Dans plusieurs centres
Hôpital : soigner les repas pour lutter contre la dénutrition
Jusqu'à 40 % des patients ne finissent pas leur assiette. Avec des plateaux-repas mieux dressés, la possibilité de s'asseoir, les patients ont meilleur appétit.
La dénutrition est un problème permanent à l’hôpital. Plateaux-repas boudés, gaspillage alimentaire sont monnaie courante dans les services de France et du monde entier. Mangerait-on mal à l’hôpital ? A en croire une étude parue dans le Journal of Advanced Nursing, la qualité des plats n’est pas vraiment en cause. C’est plutôt l’environnement autour du repas qui fait rechigner les patients.
Laisser le temps au temps
Que ce soit à cause des traitements qui écœurent, ou de la maladie qui coupe l’appétit, 20 à 40 % des patients hospitalisés sont concernés par la dénutrition. Un phénomène qui peut nuire à la récupération après une chirurgie ou lors d’un traitement.
Cette étude confirme la tendance, puisque 4 participants sur 10 n’ont pas fini leur assiette. 10 % ont même décidé de ne pas toucher à son contenu. Faire de cet instant un moment de soins à part entière améliore cette statistique.
Si le fait d’interrompre le repas n’affecte pas l’expérience, le fait d’être en position assise ou de recevoir de l’aide en cas de besoin réduit le niveau de déchets.
Cette expérience, Patrick Le Ray l’a aussi constatée lors d’un test. Directeur adjoint du Syndicat inter-hospitalier du golfe du Morbihan (Silgom), il est à la tête d’un établissement qui fournit des plateaux-repas à plusieurs structures hospitalières. « On dit souvent que lorsqu’il y a cinq composants le soir, la personne ne mange pas tout. Si on lui laisse le temps de manger, si on l’aide ou qu’on l’incite, on constate sur 15 jours que les poids résiduels de chaque repas avaient fortement diminué », explique-t-il.
« Redonner du sens »
En sortant de l’hôpital, nombreux sont les patients qui se plaignent de la qualité de leur repas.
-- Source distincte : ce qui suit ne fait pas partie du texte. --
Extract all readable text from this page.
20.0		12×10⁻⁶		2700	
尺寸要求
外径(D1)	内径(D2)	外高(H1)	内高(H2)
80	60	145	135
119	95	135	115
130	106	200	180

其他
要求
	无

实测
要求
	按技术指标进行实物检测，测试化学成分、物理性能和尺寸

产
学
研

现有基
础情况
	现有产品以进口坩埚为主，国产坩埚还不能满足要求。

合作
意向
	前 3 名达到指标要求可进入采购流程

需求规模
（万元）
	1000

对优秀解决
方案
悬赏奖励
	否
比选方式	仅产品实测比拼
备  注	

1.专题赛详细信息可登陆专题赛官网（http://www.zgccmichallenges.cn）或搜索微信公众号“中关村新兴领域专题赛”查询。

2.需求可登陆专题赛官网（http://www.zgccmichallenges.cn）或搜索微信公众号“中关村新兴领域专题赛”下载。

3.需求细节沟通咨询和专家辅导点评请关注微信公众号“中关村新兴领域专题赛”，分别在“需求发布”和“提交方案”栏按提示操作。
En réalité, la qualité ne serait pas vraiment en cause, mais cette critique cristalliserait de mauvaises expériences. « Tout le monde a son mot à dire sur la restauration », plaisante Pascal Loye, ingénieur hospitalier hôtellerie restauration au sein du groupe hospitalier Henri-Mondor (Créteil, Val-de-Marne).
Depuis plus de 10 ans, cet homme travaille sur l’environnement alimentaire des patients hospitalisés. Son objectif : « redonner des repères et du sens » à ces instants incontournables de la journée.
Les astuces qu’il développe sont simples mais efficaces, et à peu de frais. Jouer avec les couleurs, améliorer la présentation, souhaiter bon appétit sont autant de méthodes qui permettent de rendre un plateau-repas plus alléchant… et donc d’inciter à finir l’assiette. « Une bonne prise en charge alimentaire, c’est avant tout du plaisir, confirme Pascal Loye, exemple à la clé. Une boulangerie qui sent bon, cela donne faim. De même, faire réchauffer les plats dans le service de soins au lieu de la cuisine, cela va donner envie aux patients. » Et ce, alors même qu’ils n’auront pas forcément d’appétit.
Adapter les approches
C’est en tout cas ce qu’a constaté une équipe de l’université de Tel Aviv (Israël) en octobre 2015, dans le cadre de travaux menés avec l’Institut Paul-Bocuse de Lyon (Rhône). Un groupe de 100 patients a reçu des plateaux-repas standard. L’autre a bénéficié d’une présentation améliorée, sur les conseils des chefs de l’Institut. « L’étude a démontré que la prise alimentaire est améliorée de 30 % uniquement en revoyant la présentation des mets », se souvient Hervé Fleury, son vice-président exécutif. La présentation a bel et bien un rôle puisque parmi les arguments expliquant le refus de finir l’assiette, le principal concernait… le goût !
Soigner l’emballage est important car cette attention a un impact sur le comportement des patients. « Le malade fait un effort pour manger alors qu’il n’a pas d’appétit, et cela a aussi un impact positif sur l’aide-soignant », souligne Hervé Fleury. Encore faut-il s’adapter à chaque public : travailler sur les textures, la manière de consommer les aliments, les quantités. Le tout, selon les pathologies.